People often write disparagingly about this trend, as if our dwindling attention span were a moral failure. But ignoring things is an important skill. The Internet is a deluge of information: imagine if we didn’t filter. We’d drown!

Empowering the Consumer

The issue of attention is crucial for manufacturers, who must work harder than ever to get their products noticed.

It can get messy. All the “One Simple Trick” ads and semi-obscene pop-ups show what happens when the competition for attention gets out of control.

Attention is a precious resource. People are smart to limit their focus. In the online world, it’s a skill to turn our attention on and off. The cacophony of the Internet — so full of the genius and nonsense — is just making us better and better at flicking that switch.

This shift represents an incredible sea change in the relationship between customers and companies. More than ever, consumers are controlling what they experience and managing what they see.

The opportunity exists for retailers and vendors to leverage that sense of empowerment by collaborating with shoppers on their purchasing decisions. They do that by making the Internet an easier place for meaningful engagement.

The Path to Purchase

Before the Internet, there were fewer media hubs, and the path that shoppers followed to making a purchase was easier to map. Most people discovered products through the same basic avenues, where advertisers could pay for placement.

The path to purchase is much, much more complicated now. A noticed “Like” on Facebook may lead to a Google search, or a décor idea on Pinterest might then lead to a retailer website. As business and marketing blogger Brian Vellume wrote:

“In a digitally networked world, the narrative is not as simple. In 2012, Google and Shopper Sciences did a study of the purchase journey of 3,000 different customers in tech, CPG, automotive, and finance, and literally found 3,000 different paths to purchase.”

To put it more simply: There are as many paths to purchase as there are people purchasing products.

What This Means for Vendors

The complexity of the path to purchase makes it increasingly difficult for vendors to understand (and influence) the performance of their lines across the sales cycle.

Shoppers are real people with busy lives and complex needs. And they spend much of their real lives online, carrying it in their pockets as they go about their days.

There are over 1.2 billion people accessing the web from their mobile devices, and 91% of that access is for social purposes.

Consumers are armed with information at their fingertips to drive purchasing behaviours in largely immeasurable ways. One of the most important ways that people exercise their power in the online space is through research.

– 68% of smartphone owners use it to research products.
– 80% of respondents said they used their mobile in-store to enhance their shopping experience.
– 82% of shoppers research before buying.

If there’s a cheaper option two blocks over, or online, the chances are pretty good that the shopper is going to find out about it and choose that option.
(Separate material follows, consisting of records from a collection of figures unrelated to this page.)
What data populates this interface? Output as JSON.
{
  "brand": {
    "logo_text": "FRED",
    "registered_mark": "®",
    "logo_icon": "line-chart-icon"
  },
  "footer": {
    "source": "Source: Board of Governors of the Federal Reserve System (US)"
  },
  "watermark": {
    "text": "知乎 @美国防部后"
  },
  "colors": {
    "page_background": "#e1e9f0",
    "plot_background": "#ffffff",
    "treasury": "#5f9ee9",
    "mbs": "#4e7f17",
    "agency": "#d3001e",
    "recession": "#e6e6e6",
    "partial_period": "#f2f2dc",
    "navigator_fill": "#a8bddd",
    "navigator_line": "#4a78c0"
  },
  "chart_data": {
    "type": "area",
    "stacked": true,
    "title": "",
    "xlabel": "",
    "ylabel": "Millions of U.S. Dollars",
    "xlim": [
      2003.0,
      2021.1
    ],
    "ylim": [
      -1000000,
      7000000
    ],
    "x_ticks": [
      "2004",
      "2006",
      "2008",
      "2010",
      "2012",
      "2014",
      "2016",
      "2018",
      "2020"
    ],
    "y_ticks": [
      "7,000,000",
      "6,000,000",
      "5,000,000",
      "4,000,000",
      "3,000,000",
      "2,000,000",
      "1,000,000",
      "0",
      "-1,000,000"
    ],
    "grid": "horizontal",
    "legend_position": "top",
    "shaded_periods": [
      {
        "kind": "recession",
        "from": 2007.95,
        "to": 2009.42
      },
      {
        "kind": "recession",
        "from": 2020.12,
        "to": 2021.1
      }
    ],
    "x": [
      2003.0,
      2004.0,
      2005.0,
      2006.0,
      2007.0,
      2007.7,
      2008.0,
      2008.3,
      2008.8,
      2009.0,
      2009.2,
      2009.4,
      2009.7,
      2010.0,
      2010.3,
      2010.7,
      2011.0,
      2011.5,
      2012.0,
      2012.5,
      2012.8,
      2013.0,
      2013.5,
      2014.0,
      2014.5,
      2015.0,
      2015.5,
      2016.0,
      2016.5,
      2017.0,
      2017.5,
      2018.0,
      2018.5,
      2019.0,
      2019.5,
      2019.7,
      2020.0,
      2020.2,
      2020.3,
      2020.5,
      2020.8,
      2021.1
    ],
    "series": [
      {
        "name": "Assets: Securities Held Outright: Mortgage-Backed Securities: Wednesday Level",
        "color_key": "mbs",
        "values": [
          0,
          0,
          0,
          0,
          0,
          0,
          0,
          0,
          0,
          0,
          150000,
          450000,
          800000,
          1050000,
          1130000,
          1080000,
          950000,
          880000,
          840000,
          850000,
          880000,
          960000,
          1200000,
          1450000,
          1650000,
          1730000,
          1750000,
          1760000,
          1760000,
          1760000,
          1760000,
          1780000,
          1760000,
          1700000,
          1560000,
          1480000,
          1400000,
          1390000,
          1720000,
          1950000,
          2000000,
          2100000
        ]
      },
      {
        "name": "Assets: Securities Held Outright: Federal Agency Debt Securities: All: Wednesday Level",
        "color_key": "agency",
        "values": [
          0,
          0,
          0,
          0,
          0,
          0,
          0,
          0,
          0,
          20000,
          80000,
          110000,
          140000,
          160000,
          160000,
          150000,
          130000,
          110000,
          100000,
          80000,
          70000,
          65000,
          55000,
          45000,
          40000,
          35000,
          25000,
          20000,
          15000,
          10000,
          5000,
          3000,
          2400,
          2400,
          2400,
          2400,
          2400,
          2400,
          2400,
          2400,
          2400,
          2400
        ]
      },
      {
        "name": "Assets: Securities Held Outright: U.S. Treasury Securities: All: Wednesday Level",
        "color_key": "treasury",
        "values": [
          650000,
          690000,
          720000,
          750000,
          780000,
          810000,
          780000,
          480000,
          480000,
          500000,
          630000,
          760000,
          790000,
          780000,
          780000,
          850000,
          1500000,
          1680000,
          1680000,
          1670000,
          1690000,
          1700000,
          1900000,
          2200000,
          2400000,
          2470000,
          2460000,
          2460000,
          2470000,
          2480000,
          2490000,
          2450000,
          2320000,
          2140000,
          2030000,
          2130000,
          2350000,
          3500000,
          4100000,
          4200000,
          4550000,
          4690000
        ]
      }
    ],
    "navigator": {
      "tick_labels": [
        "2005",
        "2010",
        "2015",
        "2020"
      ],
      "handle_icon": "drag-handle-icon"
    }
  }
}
Instead of trying to hijack the Internet experience, vendors should seek to enrich and support a customer’s desire to be well-informed. Don’t try to script the buyer’s journey; instead, facilitate it.

A New Level of Collaboration

The partnership between brands and consumers is like any other partnership: it takes time and trust. Advertisers need to experiment and explore new ways of interacting with potential customers in the online realm, in order to find where they can find the best and most authentic opportunity for engagement.

Experimentation is risky. Our brilliant ideas don’t always work, and that means losing money. But thankfully, the Internet also creates the opportunity for companies to evaluate the significance of their efforts in real-time.

Every exchange and interaction online leaves an information trail, the basis of Big Data. A new generation of intelligence software is arming vendors and retailers alike with the power to analyze and interpret that data as it comes in.

Just as information-awareness is empowering the consumer, it also empowers companies. By using retail analytics, they can quickly recognize the effects of their marketing spend and respond flexibly to changes.

But recognizing those changes requires broad access to information. Data acquired at the retail level should be integrated with data acquired by vendors across platforms. The most rewarding shopper-marketing solutions demand comprehensive consumer data, which is only available through extensive collaboration between retailers and manufacturers.

Big Data may sound abstract and detached, but it’s actually the basis of a vital, organic relationship between vendors, retailers and consumers.

Your Turn

How is your company helping customers find the information they need? What are you doing to make the path to purchase easier, clearer, and safer? How do you think an empowered consumer will benefit your company?